Native People and the Church Rock Nuclear Spill

By Michael J. Lynch, University of South Florida, FL

The Church Rock nuclear spill occurred on July 16th, 1979. It ranks as one of the world’s largest nuclear spills. It ranks as one of the world’s largest nuclear spills (Brugge, deLemos and Bui, 2007). The spill occurred at a uranium mine site near lands owned by the Navajo Nation. The spill is reported to involve more than 1,100 tons of solid radioactive waste and 95 million gallons of radioactive waste water. It is the largest radioactive/nuclear accident in US history, yet one that is widely ignored because its consequences were felt primarily by Native American peoples in the sparsely population Church Rock region of New Mexico (Brugge, deLemos, and Bui 2007).

The spill resulted when an earthen dam system used to contain nuclear mine waste constructed on a geologically unstable site, as acknowledged he owner of the site, United Nuclear, failed causing flood of radioactive waste that impacted the Puerco River and Navajo communities in the region. Following the spill, the Navajo people who used the Puerco River waters were notified of the spill by radio broadcast. However, many of those residents do not speak English. Groundwater contamination was a serious concern, and the level of radioactivity was so high that groundwater was unusable. A factor that limited aid to the Navajo was that the Governor of New Mexico refused to declare the incident a disaster. (For extended discussion of the spill see New Mexico Environmental Improvement Division document).

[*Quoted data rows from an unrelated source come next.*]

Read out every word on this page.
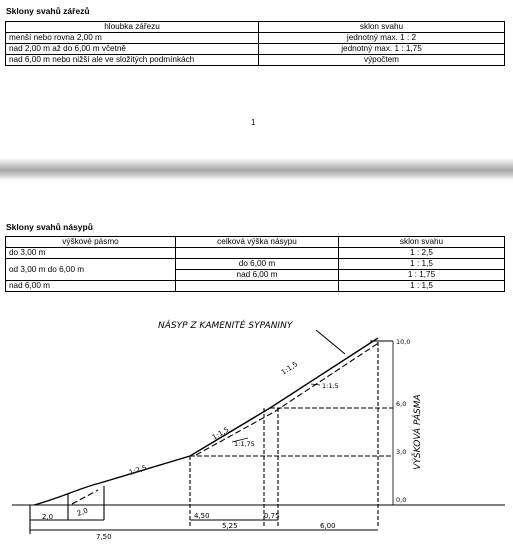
Sklony svahů zářezů

hloubka zářezu	sklon svahu
menší nebo rovna 2,00 m	jednotný max. 1 : 2
nad 2,00 m až do 6,00 m včetně	jednotný max. 1 : 1,75
nad 6,00 m nebo nižší ale ve složitých podmínkách	výpočtem
1

Sklony svahů násypů

výškové pásmo	celková výška násypu	sklon svahu
do 3,00 m		1 : 2,5
od 3,00 m do 6,00 m	do 6,00 m	1 : 1,5
	nad 6,00 m	1 : 1,75
nad 6,00 m		1 : 1,5
NÁSYP Z KAMENITÉ SYPANINY
VÝŠKOVÁ PÁSMA
10,0
6,0
3,0
0,0
1:2,5
1:1,5
1:1,75
1:1,5
1:1,5
2,0	2,0
7,50
4,50	0,75
5,25	6,00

The community most affected was Church Rock, a small Navajo community on the Puerco River with a 1980 U.S. Census population of 1,633. Approximately 12 percent (200 local Navajo) of the population were employed in uranium mining. The largely low income community depended on the Puerco River as a water source. The extensive ground water contamination produced by the incident had serious consequences for the Navajo even prior to the spill (Brugge, deLemos, and Bui 2007; for US EPA’s site description).

The owner of the retention pond that produced the spill, United Nuclear, claimed financial hardship and was allowed to resume operations using the damaged retention ponds which continued to contribute to groundwater contamination in the area. Following further investigation the Church Rock spill site was added to the Superfund List in 1983.

Several studies have examined the effects of the spill on the local Native American population. In a review of relevant research, deLemos et al. (2009) noted that exposure to radioactive waste lead to elevated rates of kidney disease in the area (three times higher than expected). Contamination from the spill is widespread and exists in the Navajo waster supply and food chain. Other studies that have been undertaken with Native American populations exposed to radiation show elevated rates of lung cancer (Brugge and Goble 2002) among other serious consequences (Frohmberg et al. 2000; Dawson and Madsen 1995; Eichstaedt 1994; Shields et al. 1992; US EPA 2006). The health effects of the spill, however, are understudied, and little direct research addresses the health consequences of the spill on the Navajo (e.g., “One Upon a Mine: The Legacy of Uranium on the Navajo Nation” ).

To be sure, the Church Rock spill is one of the more serious uranium mining accidents to occur on American Indian lands. However, according to Quartaroli (2002) the U.S. Nuclear Regulatory Commission acknowledges that at least ten additional incidents occurred in this region between 1959 and 1977. In 1984, for instance, a flash flood caused four tons of high high-grade uranium ore to wash into the Colorado River and Kanab Creek. In Moab, Utah, the 130 130-acre mine tailing site left by Atlas Mining leaks 57,000 gallons of radioactive contamination into the Colorado River daily. And Shiprock, New Mexico, is the site of a 72 acre, 2.7 million ton pile of mine tailings.